Aside from the bells and whistles that grab our attention in a Makerspace — the robot parts and colourful filament wheels — these spaces provide the building blocks of creativity, sometimes in ways that are invisible before a student’s creative activity emerges and ‘wows’ us like no gizmo can.
These building blocks for creativity include:
Exposure to maker culture
This is an obvious one. If a student never sees a circuit board or sets up a 3D printer, never roots through a bin of miscellaneous parts looking for something to repurpose for their own project, these concepts and ‘maker’ attitudes remain foreign.
Opportunity to Use Tools
This is really some of the magic of a makerspace, isn’t it? Tools come in all shapes and sizes, and can include textbooks, software, paintbrushes and lathes. Most tools (especially hardware) come with a cost that decreases the likelihood of all kids getting access to them at home. Makerspaces, and the libraries and schools that increasingly house them, are one of the best places to get your hands on ‘the real thing’, especially for those who don’t have a functioning workshop anywhere else in their life.
Opportunity for Repetition
This one’s trickier, isn’t it? Everything in a Makerspace is at first novel and exciting, but there can be some pushback to continuing to pursue activities once they begin to feel repetitive. Repetitive tasks that make us know a problem-set, process, or piece of technology inside and out can feel a bit counter-intuitive to encouraging creativity. After all, at the point we know something really well, haven’t we been indoctrinated into the formal processes, the rules, without considering how they might be broken, or, ahem, innovated on?
We’re trying to move away from the industrial educational model of ‘repetitive tasks in specific increments to prepare them for a factory line style position’ (Brian Aspinall). But let’s not forget that iteration is a kind of repetition, just with tweaks (of varying levels of significance), and iteration is the backbone of maker philosophy, prioritizing jumping in, taking risks and learning from mistakes instead of careful planning and prototyping.
Opportunity for Imitation
This one’s a bit less obvious, but imitation comes before innovation. Imitation is copying and pasting chunks of code from other sources in order to figure out how it works, or how to make it work in your own program. It’s putting together the robotics kit by following the instructions a few times before swapping out components to change functionality. Or tracing a favorite cartoon character a hundred times to train your hand before creating characters of your own.

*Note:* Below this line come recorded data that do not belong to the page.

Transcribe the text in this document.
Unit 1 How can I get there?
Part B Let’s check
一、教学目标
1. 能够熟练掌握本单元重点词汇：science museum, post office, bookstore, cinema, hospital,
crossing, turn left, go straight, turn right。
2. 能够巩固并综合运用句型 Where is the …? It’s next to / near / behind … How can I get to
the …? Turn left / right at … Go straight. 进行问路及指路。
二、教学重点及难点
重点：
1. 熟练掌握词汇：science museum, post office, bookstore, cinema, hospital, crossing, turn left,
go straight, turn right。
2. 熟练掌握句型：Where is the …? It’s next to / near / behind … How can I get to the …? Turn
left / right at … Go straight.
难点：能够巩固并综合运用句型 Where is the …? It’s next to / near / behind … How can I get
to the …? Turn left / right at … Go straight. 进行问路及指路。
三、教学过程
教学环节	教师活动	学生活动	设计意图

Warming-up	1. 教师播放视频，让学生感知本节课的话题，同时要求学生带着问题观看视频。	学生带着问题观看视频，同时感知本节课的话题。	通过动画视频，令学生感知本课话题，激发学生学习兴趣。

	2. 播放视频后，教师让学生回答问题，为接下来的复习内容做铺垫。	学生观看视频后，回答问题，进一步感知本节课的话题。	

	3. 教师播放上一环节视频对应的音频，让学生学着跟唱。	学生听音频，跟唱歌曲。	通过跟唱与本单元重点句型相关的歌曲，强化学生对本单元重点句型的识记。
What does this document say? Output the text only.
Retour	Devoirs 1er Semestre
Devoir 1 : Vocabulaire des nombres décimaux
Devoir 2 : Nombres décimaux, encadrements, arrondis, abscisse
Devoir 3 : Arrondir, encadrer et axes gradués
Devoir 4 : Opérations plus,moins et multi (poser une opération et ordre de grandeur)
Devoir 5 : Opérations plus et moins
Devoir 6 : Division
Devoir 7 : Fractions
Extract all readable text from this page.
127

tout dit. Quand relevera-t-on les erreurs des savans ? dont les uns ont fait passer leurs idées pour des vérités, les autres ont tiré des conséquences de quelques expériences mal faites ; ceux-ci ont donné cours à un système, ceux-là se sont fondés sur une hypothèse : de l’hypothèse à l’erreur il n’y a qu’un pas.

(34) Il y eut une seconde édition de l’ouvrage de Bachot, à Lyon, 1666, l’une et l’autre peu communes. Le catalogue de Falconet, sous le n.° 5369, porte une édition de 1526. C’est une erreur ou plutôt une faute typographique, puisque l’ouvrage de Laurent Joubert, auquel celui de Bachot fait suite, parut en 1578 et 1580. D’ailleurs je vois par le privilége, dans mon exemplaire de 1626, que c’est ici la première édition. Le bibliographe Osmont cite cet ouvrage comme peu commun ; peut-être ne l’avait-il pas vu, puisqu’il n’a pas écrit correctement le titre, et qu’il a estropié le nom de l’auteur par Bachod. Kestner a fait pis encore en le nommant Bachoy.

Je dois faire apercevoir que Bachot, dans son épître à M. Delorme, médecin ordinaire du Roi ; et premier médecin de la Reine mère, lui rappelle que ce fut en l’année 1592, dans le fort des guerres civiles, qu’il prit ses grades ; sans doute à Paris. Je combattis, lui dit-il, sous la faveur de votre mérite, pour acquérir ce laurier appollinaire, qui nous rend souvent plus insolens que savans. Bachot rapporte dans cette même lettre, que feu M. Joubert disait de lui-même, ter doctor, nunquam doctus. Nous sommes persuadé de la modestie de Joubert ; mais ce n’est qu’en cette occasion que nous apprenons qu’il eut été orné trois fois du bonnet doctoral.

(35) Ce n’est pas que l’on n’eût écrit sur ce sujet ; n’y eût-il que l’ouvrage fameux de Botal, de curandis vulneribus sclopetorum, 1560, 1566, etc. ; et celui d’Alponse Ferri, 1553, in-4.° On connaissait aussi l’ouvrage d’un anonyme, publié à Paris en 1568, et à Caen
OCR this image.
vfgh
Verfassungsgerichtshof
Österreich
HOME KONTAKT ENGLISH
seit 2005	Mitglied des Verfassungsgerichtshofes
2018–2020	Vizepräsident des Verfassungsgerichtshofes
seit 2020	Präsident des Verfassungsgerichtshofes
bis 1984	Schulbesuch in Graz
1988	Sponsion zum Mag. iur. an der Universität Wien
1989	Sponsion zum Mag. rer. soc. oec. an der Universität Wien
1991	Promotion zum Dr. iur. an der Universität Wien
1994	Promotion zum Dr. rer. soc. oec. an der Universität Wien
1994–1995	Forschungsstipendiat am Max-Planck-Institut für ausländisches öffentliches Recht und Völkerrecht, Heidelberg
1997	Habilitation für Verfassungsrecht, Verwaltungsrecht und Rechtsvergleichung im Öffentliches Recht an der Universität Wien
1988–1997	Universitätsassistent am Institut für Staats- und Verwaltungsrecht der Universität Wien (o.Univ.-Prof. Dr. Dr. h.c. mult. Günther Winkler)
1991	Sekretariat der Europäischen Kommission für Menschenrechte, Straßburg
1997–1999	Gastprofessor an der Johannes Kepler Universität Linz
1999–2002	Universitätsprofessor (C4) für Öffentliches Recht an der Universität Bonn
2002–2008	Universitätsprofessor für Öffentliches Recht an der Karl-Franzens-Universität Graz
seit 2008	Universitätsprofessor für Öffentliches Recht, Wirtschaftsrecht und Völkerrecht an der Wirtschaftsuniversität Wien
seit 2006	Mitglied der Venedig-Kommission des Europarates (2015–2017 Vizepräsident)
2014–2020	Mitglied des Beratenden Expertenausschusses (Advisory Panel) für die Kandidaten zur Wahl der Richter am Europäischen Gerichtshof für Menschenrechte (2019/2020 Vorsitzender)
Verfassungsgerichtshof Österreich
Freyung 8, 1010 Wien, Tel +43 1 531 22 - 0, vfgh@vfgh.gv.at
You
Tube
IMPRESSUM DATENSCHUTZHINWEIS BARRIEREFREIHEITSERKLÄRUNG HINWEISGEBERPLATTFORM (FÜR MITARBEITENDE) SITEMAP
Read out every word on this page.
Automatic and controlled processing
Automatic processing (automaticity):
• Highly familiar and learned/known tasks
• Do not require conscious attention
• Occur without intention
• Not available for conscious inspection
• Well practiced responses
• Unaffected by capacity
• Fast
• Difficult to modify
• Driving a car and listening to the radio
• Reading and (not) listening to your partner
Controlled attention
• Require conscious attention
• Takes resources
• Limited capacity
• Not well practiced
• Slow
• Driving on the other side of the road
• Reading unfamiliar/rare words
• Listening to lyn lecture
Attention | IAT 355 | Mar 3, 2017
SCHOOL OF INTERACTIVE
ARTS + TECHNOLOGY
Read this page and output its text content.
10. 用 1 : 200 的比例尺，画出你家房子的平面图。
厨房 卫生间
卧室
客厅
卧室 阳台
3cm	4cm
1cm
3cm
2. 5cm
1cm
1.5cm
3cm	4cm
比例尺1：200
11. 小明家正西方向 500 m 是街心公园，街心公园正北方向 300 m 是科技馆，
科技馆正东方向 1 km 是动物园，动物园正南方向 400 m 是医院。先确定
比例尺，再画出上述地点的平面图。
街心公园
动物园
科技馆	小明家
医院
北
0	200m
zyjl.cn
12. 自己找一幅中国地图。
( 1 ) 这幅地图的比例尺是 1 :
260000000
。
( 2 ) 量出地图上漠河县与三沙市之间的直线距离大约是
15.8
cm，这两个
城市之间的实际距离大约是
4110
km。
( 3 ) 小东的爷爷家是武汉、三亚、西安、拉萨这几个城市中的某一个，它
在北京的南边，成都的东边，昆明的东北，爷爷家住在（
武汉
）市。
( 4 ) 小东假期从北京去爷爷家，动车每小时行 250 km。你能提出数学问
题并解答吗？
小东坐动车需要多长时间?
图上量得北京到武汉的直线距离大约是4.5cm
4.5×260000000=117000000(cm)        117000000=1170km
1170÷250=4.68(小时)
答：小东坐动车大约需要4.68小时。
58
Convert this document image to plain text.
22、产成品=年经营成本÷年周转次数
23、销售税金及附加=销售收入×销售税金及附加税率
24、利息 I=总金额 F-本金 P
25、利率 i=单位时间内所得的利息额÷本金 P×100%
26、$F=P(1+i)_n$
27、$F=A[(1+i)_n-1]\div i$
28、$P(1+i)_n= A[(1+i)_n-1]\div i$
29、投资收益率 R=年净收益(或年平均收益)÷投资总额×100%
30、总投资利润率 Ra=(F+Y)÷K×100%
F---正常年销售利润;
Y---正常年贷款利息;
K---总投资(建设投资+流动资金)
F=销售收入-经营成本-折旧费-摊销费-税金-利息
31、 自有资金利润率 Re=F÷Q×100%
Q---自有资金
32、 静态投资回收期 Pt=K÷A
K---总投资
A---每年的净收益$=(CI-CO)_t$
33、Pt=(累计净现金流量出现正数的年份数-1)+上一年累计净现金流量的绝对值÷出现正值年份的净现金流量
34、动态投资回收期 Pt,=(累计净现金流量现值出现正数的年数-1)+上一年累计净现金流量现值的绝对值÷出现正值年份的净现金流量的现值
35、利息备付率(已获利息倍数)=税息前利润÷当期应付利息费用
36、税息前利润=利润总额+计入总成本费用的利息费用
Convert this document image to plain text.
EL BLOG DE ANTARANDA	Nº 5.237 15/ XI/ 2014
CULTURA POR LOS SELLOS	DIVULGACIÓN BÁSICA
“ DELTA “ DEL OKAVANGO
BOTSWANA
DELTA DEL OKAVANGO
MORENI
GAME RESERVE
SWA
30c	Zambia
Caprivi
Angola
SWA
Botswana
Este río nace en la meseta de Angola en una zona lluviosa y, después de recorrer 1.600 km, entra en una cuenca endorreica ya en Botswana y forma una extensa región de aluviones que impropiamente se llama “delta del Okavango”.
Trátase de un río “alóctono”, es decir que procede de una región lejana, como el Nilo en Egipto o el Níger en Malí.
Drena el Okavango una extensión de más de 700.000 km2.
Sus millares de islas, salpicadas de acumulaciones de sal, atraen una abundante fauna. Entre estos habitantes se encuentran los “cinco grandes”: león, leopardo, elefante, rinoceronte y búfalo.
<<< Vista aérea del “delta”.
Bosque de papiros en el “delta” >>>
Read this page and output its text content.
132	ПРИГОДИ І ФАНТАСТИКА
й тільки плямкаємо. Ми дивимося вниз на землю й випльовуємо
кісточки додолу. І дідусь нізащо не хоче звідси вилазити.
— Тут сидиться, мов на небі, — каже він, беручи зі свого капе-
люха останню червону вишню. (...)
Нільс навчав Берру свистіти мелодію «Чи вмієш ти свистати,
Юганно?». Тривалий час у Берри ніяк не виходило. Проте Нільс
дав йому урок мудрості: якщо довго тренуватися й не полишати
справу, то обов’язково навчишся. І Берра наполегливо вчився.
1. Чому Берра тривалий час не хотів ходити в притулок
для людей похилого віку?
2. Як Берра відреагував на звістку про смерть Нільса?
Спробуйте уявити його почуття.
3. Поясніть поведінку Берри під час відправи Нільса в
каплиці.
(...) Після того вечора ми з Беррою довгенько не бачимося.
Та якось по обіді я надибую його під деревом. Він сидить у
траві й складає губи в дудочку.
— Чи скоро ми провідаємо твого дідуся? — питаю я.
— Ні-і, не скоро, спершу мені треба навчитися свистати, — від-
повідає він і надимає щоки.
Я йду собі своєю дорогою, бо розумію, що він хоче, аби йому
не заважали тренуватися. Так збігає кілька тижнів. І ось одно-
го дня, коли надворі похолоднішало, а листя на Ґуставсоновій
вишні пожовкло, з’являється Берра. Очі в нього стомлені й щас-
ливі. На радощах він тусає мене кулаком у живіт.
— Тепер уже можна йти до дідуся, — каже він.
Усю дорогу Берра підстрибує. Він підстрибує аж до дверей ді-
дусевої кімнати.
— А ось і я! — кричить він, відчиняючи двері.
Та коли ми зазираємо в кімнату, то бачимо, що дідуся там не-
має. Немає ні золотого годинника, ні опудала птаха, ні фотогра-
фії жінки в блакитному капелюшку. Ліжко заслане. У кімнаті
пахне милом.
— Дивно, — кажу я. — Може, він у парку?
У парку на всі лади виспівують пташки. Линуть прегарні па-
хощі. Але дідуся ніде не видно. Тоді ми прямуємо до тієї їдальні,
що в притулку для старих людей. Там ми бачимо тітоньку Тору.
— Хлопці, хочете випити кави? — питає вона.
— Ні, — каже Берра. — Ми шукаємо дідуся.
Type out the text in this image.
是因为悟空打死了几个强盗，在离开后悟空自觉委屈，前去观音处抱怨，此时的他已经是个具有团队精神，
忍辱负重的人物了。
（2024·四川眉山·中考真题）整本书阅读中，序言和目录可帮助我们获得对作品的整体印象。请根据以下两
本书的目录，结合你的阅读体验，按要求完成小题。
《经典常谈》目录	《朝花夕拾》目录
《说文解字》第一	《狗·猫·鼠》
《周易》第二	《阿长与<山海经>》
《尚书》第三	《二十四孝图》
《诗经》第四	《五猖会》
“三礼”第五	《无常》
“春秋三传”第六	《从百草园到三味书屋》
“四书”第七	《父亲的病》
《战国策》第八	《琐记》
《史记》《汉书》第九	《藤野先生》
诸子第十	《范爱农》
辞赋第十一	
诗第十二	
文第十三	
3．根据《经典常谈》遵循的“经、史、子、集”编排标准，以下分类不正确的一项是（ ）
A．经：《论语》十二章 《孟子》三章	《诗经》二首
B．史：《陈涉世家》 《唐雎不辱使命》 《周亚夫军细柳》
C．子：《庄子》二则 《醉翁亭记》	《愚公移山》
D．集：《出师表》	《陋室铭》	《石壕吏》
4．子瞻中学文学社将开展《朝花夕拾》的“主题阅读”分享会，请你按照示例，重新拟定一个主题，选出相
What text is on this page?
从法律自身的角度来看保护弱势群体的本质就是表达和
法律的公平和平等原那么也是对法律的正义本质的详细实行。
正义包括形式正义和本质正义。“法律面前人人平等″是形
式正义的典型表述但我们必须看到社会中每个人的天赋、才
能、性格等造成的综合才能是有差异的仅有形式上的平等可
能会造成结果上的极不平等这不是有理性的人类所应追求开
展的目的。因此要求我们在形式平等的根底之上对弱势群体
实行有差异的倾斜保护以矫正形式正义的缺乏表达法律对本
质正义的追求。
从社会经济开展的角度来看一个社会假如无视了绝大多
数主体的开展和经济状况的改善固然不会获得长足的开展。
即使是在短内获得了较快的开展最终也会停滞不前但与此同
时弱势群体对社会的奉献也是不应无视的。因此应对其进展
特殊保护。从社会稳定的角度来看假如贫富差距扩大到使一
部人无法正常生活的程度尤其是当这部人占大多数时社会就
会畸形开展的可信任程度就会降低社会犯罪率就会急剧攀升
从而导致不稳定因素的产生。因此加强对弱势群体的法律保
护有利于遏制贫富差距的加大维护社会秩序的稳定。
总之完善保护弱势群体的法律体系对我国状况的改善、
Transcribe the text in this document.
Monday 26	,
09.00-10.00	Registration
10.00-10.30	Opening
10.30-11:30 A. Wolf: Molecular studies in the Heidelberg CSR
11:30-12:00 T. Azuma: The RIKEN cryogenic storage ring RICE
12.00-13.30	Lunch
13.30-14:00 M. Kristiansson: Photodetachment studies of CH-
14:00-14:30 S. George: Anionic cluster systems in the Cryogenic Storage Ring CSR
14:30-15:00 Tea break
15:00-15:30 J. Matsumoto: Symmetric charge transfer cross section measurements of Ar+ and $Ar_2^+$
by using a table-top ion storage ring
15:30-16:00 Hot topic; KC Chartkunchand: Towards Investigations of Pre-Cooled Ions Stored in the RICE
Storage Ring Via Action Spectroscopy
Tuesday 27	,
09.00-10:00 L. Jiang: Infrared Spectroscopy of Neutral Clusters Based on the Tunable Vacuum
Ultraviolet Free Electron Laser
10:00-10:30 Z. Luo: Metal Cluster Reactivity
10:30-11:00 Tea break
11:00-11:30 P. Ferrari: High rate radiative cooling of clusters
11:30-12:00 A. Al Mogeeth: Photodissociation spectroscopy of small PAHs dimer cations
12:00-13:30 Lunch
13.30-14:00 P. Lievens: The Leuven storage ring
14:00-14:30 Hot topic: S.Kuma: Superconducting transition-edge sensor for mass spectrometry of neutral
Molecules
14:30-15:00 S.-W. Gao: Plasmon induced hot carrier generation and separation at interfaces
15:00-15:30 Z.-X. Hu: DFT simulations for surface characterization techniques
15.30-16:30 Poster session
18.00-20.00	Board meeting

Love is what most often drives us to imitate any skill. Within each imitation, there can be grains of difference, and at first we call them imperfections: they annoy us, and as we get better at erasing them, we gain more control over what we’re doing. But as our control grows, we become proud of the differences in our imitations. And when we give our new skills full rein, they become our creative contributions to our field.
More than access to STEM kits and bells and whistles, the makerspace is about following student interest and allowing them the freedom to dwell in activities they enjoy. When a student finds a tool, or a field of interest, within a makerspace that captivates them, we should prioritize letting them linger. If we concentrate on helping kids find the thing they love to do, creativity will follow.